Question

Simplify the following surd: ${\left( {\sqrt 5 } \right)^2}$

Answer 1

Hint:We have to simply solve the surd and the power which is placed over the number. After simplifying the surd (square root) we get an index of $\dfrac{1}{2}$and then we multiply it with the index placed over the bracket of the given expression.

Complete solution step by step:
Firstly, we write the given expression
${\left( {\sqrt 5 } \right)^2}$
Simplifying the bracket part first using the square root simplification i.e. when we remove the square root, we replace it by index (power) of $\dfrac{1}{2}$ in this manner
$
\sqrt p = {(p)^{\dfrac{1}{2}}} \\
\Rightarrow {\left( {{{(5)}^{\dfrac{1}{2}}}} \right)^2} \\
$
Now to solve this expression we use the index properties i.e.
${({p^q})^r} = {({p^r})^q} = {p^{q \times r}}$
Using this property and taking first two parts of it we solve our expression
$
{\left( {{5^{\dfrac{1}{2}}}} \right)^2} = {\left( {{5^2}} \right)^{\dfrac{1}{2}}} \\
= {(25)^{\dfrac{1}{2}}} \\
$
Converting the index into square root we have
$
{(25)^{\dfrac{1}{2}}} = \sqrt {25} \\
= 5 \\
$
Our answer comes out to be ‘5’. Now we check it by taking first and third part of the property
$
{\left( {{5^{\dfrac{1}{2}}}} \right)^2} = {(5)^{\dfrac{1}{2} \times 2}} \\
= 5 \\
$
Our answer comes out the same as the previous result i.e. ‘5’.
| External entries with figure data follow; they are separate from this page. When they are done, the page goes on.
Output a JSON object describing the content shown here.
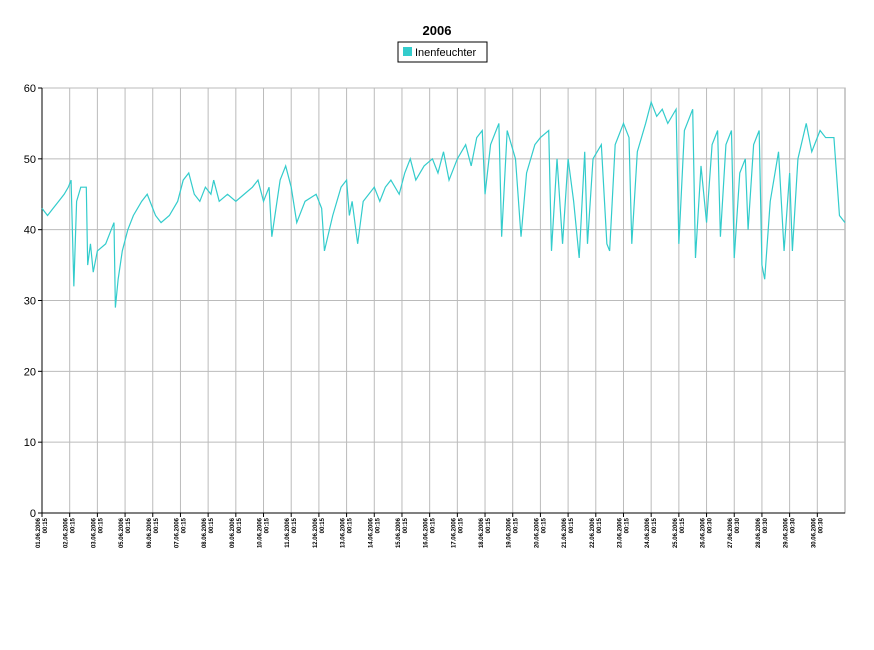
{
  "chart_data": {
    "type": "line",
    "title": "2006",
    "x": [
      0,
      0.2,
      0.4,
      0.6,
      0.8,
      0.95,
      1.05,
      1.15,
      1.25,
      1.4,
      1.6,
      1.65,
      1.75,
      1.85,
      2.0,
      2.3,
      2.5,
      2.6,
      2.65,
      2.75,
      2.9,
      3.1,
      3.3,
      3.6,
      3.8,
      4.1,
      4.3,
      4.6,
      4.9,
      5.1,
      5.3,
      5.5,
      5.7,
      5.9,
      6.1,
      6.2,
      6.4,
      6.7,
      7.0,
      7.3,
      7.6,
      7.8,
      8.0,
      8.2,
      8.3,
      8.6,
      8.8,
      9.0,
      9.2,
      9.5,
      9.9,
      10.1,
      10.2,
      10.5,
      10.8,
      11.0,
      11.1,
      11.2,
      11.4,
      11.6,
      12.0,
      12.2,
      12.4,
      12.6,
      12.9,
      13.1,
      13.3,
      13.5,
      13.8,
      14.1,
      14.3,
      14.5,
      14.7,
      15.0,
      15.3,
      15.5,
      15.7,
      15.9,
      16.0,
      16.2,
      16.5,
      16.6,
      16.8,
      17.1,
      17.3,
      17.5,
      17.8,
      18.0,
      18.3,
      18.4,
      18.6,
      18.8,
      19.0,
      19.2,
      19.4,
      19.6,
      19.7,
      19.9,
      20.2,
      20.4,
      20.5,
      20.7,
      21.0,
      21.2,
      21.3,
      21.5,
      21.8,
      22.0,
      22.2,
      22.4,
      22.6,
      22.9,
      23.0,
      23.2,
      23.5,
      23.6,
      23.8,
      24.0,
      24.2,
      24.4,
      24.5,
      24.7,
      24.9,
      25.0,
      25.2,
      25.4,
      25.5,
      25.7,
      25.9,
      26.0,
      26.1,
      26.3,
      26.6,
      26.8,
      27.0,
      27.1,
      27.3,
      27.6,
      27.8,
      28.1,
      28.3,
      28.6,
      28.8,
      29.0
    ],
    "series": [
      {
        "name": "Inenfeuchter",
        "color": "#33cccc",
        "values": [
          43,
          42,
          43,
          44,
          45,
          46,
          47,
          32,
          44,
          46,
          46,
          35,
          38,
          34,
          37,
          38,
          40,
          41,
          29,
          33,
          37,
          40,
          42,
          44,
          45,
          42,
          41,
          42,
          44,
          47,
          48,
          45,
          44,
          46,
          45,
          47,
          44,
          45,
          44,
          45,
          46,
          47,
          44,
          46,
          39,
          47,
          49,
          46,
          41,
          44,
          45,
          43,
          37,
          42,
          46,
          47,
          42,
          44,
          38,
          44,
          46,
          44,
          46,
          47,
          45,
          48,
          50,
          47,
          49,
          50,
          48,
          51,
          47,
          50,
          52,
          49,
          53,
          54,
          45,
          52,
          55,
          39,
          54,
          50,
          39,
          48,
          52,
          53,
          54,
          37,
          50,
          38,
          50,
          44,
          36,
          51,
          38,
          50,
          52,
          38,
          37,
          52,
          55,
          53,
          38,
          51,
          55,
          58,
          56,
          57,
          55,
          57,
          38,
          54,
          57,
          36,
          49,
          41,
          52,
          54,
          39,
          52,
          54,
          36,
          48,
          50,
          40,
          52,
          54,
          35,
          33,
          44,
          51,
          37,
          48,
          37,
          50,
          55,
          51,
          54,
          53,
          53,
          42,
          41
        ]
      }
    ],
    "xlim": [
      0,
      29
    ],
    "xticks": [
      {
        "value": 0,
        "label": "01.06.2006"
      },
      {
        "value": 1,
        "label": "02.06.2006"
      },
      {
        "value": 2,
        "label": "03.06.2006"
      },
      {
        "value": 3,
        "label": "05.06.2006"
      },
      {
        "value": 4,
        "label": "06.06.2006"
      },
      {
        "value": 5,
        "label": "07.06.2006"
      },
      {
        "value": 6,
        "label": "08.06.2006"
      },
      {
        "value": 7,
        "label": "09.06.2006"
      },
      {
        "value": 8,
        "label": "10.06.2006"
      },
      {
        "value": 9,
        "label": "11.06.2006"
      },
      {
        "value": 10,
        "label": "12.06.2006"
      },
      {
        "value": 11,
        "label": "13.06.2006"
      },
      {
        "value": 12,
        "label": "14.06.2006"
      },
      {
        "value": 13,
        "label": "15.06.2006"
      },
      {
        "value": 14,
        "label": "16.06.2006"
      },
      {
        "value": 15,
        "label": "17.06.2006"
      },
      {
        "value": 16,
        "label": "18.06.2006"
      },
      {
        "value": 17,
        "label": "19.06.2006"
      },
      {
        "value": 18,
        "label": "20.06.2006"
      },
      {
        "value": 19,
        "label": "21.06.2006"
      },
      {
        "value": 20,
        "label": "22.06.2006"
      },
      {
        "value": 21,
        "label": "23.06.2006"
      },
      {
        "value": 22,
        "label": "24.06.2006"
      },
      {
        "value": 23,
        "label": "25.06.2006"
      },
      {
        "value": 24,
        "label": "26.06.2006"
      },
      {
        "value": 25,
        "label": "27.06.2006"
      },
      {
        "value": 26,
        "label": "28.06.2006"
      },
      {
        "value": 27,
        "label": "29.06.2006"
      },
      {
        "value": 28,
        "label": "30.06.2006"
      }
    ],
    "xtick_times": [
      "00:15",
      "00:15",
      "00:15",
      "00:15",
      "00:15",
      "00:15",
      "00:15",
      "00:15",
      "00:15",
      "00:15",
      "00:15",
      "00:15",
      "00:15",
      "00:15",
      "00:15",
      "00:15",
      "00:15",
      "00:15",
      "00:15",
      "00:15",
      "00:15",
      "00:15",
      "00:15",
      "00:15",
      "00:30",
      "00:30",
      "00:30",
      "00:30",
      "00:30"
    ],
    "ylim": [
      0,
      60
    ],
    "yticks": [
      0,
      10,
      20,
      30,
      40,
      50,
      60
    ],
    "grid": true
  }
}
Additional information:We can solve the problem using basic index method also in which we solve the index part of the expression as explained below
${\left( {\sqrt 5 } \right)^2}$
The expression has an index of 2 which means the number inside the bracket will be multiplied twice with itself so we have -
${\left( {\sqrt 5 } \right)^2} = \sqrt 5 \times \sqrt 5 $
Now we use multiplication property of square roots i.e.
$\sqrt p \times \sqrt p = p$
Now using the property we have
${\left( {\sqrt 5 } \right)^2} = \sqrt 5 \times \sqrt 5 = 5$
Our answer comes out to be ‘5’, the same as when calculated by the previous method.

Note:In laymen terms index is the power raised to a number and surd is the ‘nth’ root of a number i.e. $\sqrt[n]{a} = {(a)^{\dfrac{1}{n}}}$ and we can say both are opposite in nature because after solving index (power) of a number will be the raised value of the number whereas surd will become the reduced root value of the number.